Si Saya eu un petit geste de recul quand Rain se redressa d’un bond sur le banc avant de retomber au sol, elle ne fut pas surprise par le ton des paroles qui suivirent. Elle devait en effet s’y attendre. Même si elle ne connaissait pas bien le personnage, elle en avait assez cerné pour savoir que la froideur était une chose commune chez elle. Elle aurait d’avantage était surprise qu’aucune réplique ne survienne à la suite de ses propos. Toujours était-il que ce qu’elle disait avait un sens, également. Peut-être en effet était-elle trop accrochée à des valeurs qu’elle avait apprises ? Comment pouvait-il en être autrement, de toute façon ? Sa vie s’était résumée aux arts martiaux et à l’apprentissage de cette mentalité. Elle avait été virée de son dojo d’hapkido quand elle les avait oubliés. Alors oui, elle était également accrochée à cette manière de penser. Mais il n’y avait rien de plus juste au fond d’elle que celle-ci. Rien. Elle guidait ses décisions et ses actes.
Elle fixa, les yeux pétillants, la jeune femme plantée devant elle. Saya aimait toujours qu’on réplique à ses mots. Elle aimait qu’on lui réponde, tant est-il que c’était justifié et argumenté. Elle appréciait de voir des gens francs et directs. Le monde était tellement corrompu par les mensonges et les demi-vérités… Voir qu’il existait des personnes qui savaient ce qu’elles pensaient et ce qu’elles disaient était agréable. Malgré le fait qu’elle ne soit pas d’accord avec celles-ci, « celle-ci » en l’occurrence.

« Et effectivement, vous ne connaissez rien de mon passé. Même si vous en saviez quelque chose, vous n'êtes personne pour me dire quoi ou comment penser. Cela en est de même pour vos futurs élèves, Saya Park. Vous êtes là pour les instruire et leur transmettre quelque chose, pas pour leur imposer quoi que ce soit. »

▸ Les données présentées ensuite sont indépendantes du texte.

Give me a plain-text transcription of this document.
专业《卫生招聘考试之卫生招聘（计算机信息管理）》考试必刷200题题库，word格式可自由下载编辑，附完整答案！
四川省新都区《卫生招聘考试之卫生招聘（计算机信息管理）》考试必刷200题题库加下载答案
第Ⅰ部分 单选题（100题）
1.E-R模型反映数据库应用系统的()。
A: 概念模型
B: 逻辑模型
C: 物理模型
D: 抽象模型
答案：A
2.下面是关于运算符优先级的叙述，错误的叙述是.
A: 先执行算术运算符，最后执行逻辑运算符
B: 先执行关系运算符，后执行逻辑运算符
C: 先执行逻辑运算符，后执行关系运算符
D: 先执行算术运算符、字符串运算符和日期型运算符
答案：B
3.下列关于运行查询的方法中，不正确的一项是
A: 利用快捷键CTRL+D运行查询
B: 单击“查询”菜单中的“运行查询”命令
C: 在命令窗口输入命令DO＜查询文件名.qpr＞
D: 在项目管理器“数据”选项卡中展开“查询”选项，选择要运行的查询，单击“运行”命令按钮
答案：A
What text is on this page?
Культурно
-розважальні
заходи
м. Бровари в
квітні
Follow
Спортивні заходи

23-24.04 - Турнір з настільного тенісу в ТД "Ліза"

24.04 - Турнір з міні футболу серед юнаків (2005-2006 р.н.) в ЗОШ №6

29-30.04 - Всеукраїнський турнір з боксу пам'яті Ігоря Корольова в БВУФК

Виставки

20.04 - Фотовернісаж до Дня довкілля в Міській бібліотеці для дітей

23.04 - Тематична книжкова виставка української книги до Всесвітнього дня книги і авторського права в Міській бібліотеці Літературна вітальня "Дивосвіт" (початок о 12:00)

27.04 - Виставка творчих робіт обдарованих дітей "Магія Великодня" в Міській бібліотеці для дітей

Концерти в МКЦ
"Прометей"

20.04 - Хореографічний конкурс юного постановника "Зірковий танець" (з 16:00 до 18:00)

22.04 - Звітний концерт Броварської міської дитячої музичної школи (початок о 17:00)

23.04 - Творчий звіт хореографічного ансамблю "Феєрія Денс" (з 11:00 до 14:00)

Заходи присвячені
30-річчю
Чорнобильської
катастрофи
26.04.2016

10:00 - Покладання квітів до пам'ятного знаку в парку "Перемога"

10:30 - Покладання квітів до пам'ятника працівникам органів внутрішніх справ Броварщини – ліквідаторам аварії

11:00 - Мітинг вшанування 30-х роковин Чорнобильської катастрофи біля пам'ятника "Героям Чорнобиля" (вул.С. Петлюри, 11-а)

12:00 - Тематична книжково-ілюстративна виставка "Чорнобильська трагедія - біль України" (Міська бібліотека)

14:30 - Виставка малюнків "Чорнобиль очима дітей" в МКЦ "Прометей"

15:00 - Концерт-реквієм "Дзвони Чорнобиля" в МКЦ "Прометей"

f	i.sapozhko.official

Ouille. On touchait là un point sensible. Saya avait l’impression que son interlocutrice, qui ne connaissait rien à la véritable nature des arts-martiaux, lui donnait une leçon cuisante. En effet, elle n’était pas là pour leur imposer quoi que ce soit. Mais ce n’était pas ce à quoi pensait véritablement Saya. Elle ne souhaitait pas imposer mais faire comprendre. Faire comprendre que cette vision aussi simpliste du combat ne pouvait diriger seule la mentalité de quelqu’un. Mais après-tout, peut-être que Rain n’avait pas tort. Elle était trop accrochée à ses préceptes. Les gens pouvaient peut-être vivre en pensant ainsi. Non. Non, cela ne se pouvait. Quelqu’un ayant passé les stades de l’apprentissage du combat ne pouvait penser ainsi. Pouvait-elle ne jamais avoir eu cette expérience ? Non, cela aussi était impossible. Si elle était humaine.
Cependant, il semblait tout de même que Saya était intolérante sur ce sujet-là. C’était un bon sujet de réflexion sur elle-même qu’elle devrait sûrement approfondir un jour. On apprenait toujours sur soi lors de nouvelles rencontres. Elle venait en faisait l’expérience. Et peut-être fallait-il qu’elle réfléchisse sur sa façon de voir les choses. Elle ne pourrait cependant pas remettre en cause sa vision du combat. Jamais.
Elle avait écouté d’un air intéressé tout ce que lui avait dit son interlocutrice et la fixait à présent, sans bouger, silencieuse. Elle se serait attendue à ce que la jeune femme détourne le dos et la laisse planter là après avoir répliqué d’un tel affront. Elle l’aurait bien compris et n’aurait certainement pas tentée de la rattraper. Mais elle était toujours présente devant elle, debout, le regard froid, crispée et énervée, semblait-il.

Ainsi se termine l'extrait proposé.